И будто подтверждая его слова, засипел и, прорвавшись сквозь собственный сип, взвыл заводской гудок. И тотчас крикнул дальний пароход от Березовой гривы, снял молчание. И полторы сотни судов закричали. Заводской гудок смолк, как бы вслушиваясь в этот страшный, сплетенный из медных басов, теноров и дискантов вопль, помедлил и взревел трубно. Серо-черная масса ватников, шинелей, бушлатов, прорезиненных плащей, форменок, кителей оцепенела. Кто с папиросой в руках, кто со стаканом — каждый, отрезанный от других многослойным воплем, стал сам по себе перед голосом кричащих пароходов, перед этим все сотрясшим и заполнившим все надрывом, как бы возвестившим живым и мертвым, что их жертвы были не напрасны и возмездие свершилось.

И всегда плачущие голоса пароходов вызывали у затонских внезапные слезы, и всегда здесь люди, застигнутые рыданиями покидающих затон кораблей, бежали на берег.
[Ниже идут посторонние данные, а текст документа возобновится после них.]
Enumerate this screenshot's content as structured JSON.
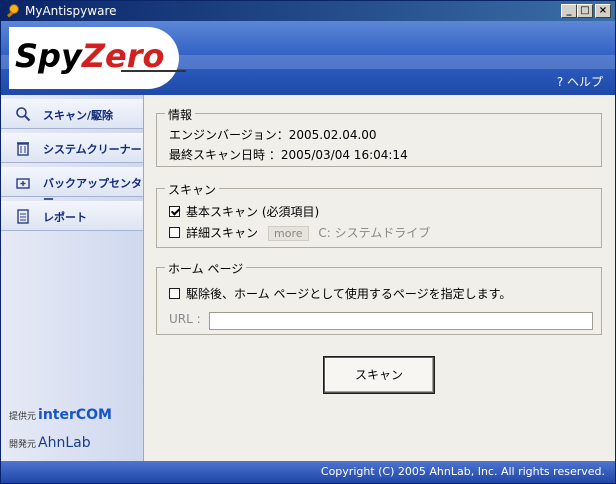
{
  "window": {
    "title": "MyAntispyware",
    "minimize": "_",
    "maximize": "□",
    "close": "×"
  },
  "header": {
    "logo_text": "SpyZero",
    "help_label": "? ヘルプ"
  },
  "sidebar": {
    "items": [
      {
        "label": "スキャン/駆除",
        "icon": "magnifier-icon"
      },
      {
        "label": "システムクリーナー",
        "icon": "trash-icon"
      },
      {
        "label": "バックアップセンター",
        "icon": "backup-icon"
      },
      {
        "label": "レポート",
        "icon": "report-icon"
      }
    ],
    "provider_label": "提供元",
    "provider_name": "interCOM",
    "developer_label": "開発元",
    "developer_name": "AhnLab"
  },
  "info": {
    "title": "情報",
    "engine_label": "エンジンバージョン：",
    "engine_value": "2005.02.04.00",
    "lastscan_label": "最終スキャン日時 ：",
    "lastscan_value": "2005/03/04 16:04:14"
  },
  "scan": {
    "title": "スキャン",
    "basic_label": "基本スキャン (必須項目)",
    "basic_checked": true,
    "detail_label": "詳細スキャン",
    "detail_checked": false,
    "more_label": "more",
    "drive_label": "C: システムドライブ"
  },
  "homepage": {
    "title": "ホーム ページ",
    "option_label": "駆除後、ホーム ページとして使用するページを指定します。",
    "option_checked": false,
    "url_label": "URL :",
    "url_value": ""
  },
  "actions": {
    "scan_label": "スキャン"
  },
  "footer": {
    "copyright": "Copyright (C) 2005 AhnLab, Inc. All rights reserved."
  },
  "colors": {
    "accent": "#2f5fc4",
    "logo_red": "#d21f1f",
    "nav_text": "#102a7a"
  }
}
Но не видел еще Лешка таких, как в этот день и в этот момент, опрокинутых лиц.

Так же внезапно, как начали, пароходы перестали кричать. Но победный и трагический вопль все еще стоял в ушах. Один за другим люди выбирались из него, как из ваты. Много было остолбенело стоящих и плачущих. У штакетного забора скверика сидела женщина, закрыв руками лицо. Вдруг стало слышно, как хлопают флаги. Яркий синий день Победы вернулся. Пожилой мужик, что косолапо плясал, отошел со стаканом водки от грузовика и, опустив голову, снова затопал в шлак кирзовыми сапогами, хмуро и нелепо кружась. Лешка вспомнил мужика. У него убило троих сыновей. У Лешки сердце рванулось сказать человеку небывалое, такое, чтобы тот очнулся, обнял Лешку. Но как ударило, что сыновей-то он, Лешка, вернуть плясуну не может. И значит, нет такого, что вернуло бы топающего из его заскорузлой боли в этот солнечный ветровой день.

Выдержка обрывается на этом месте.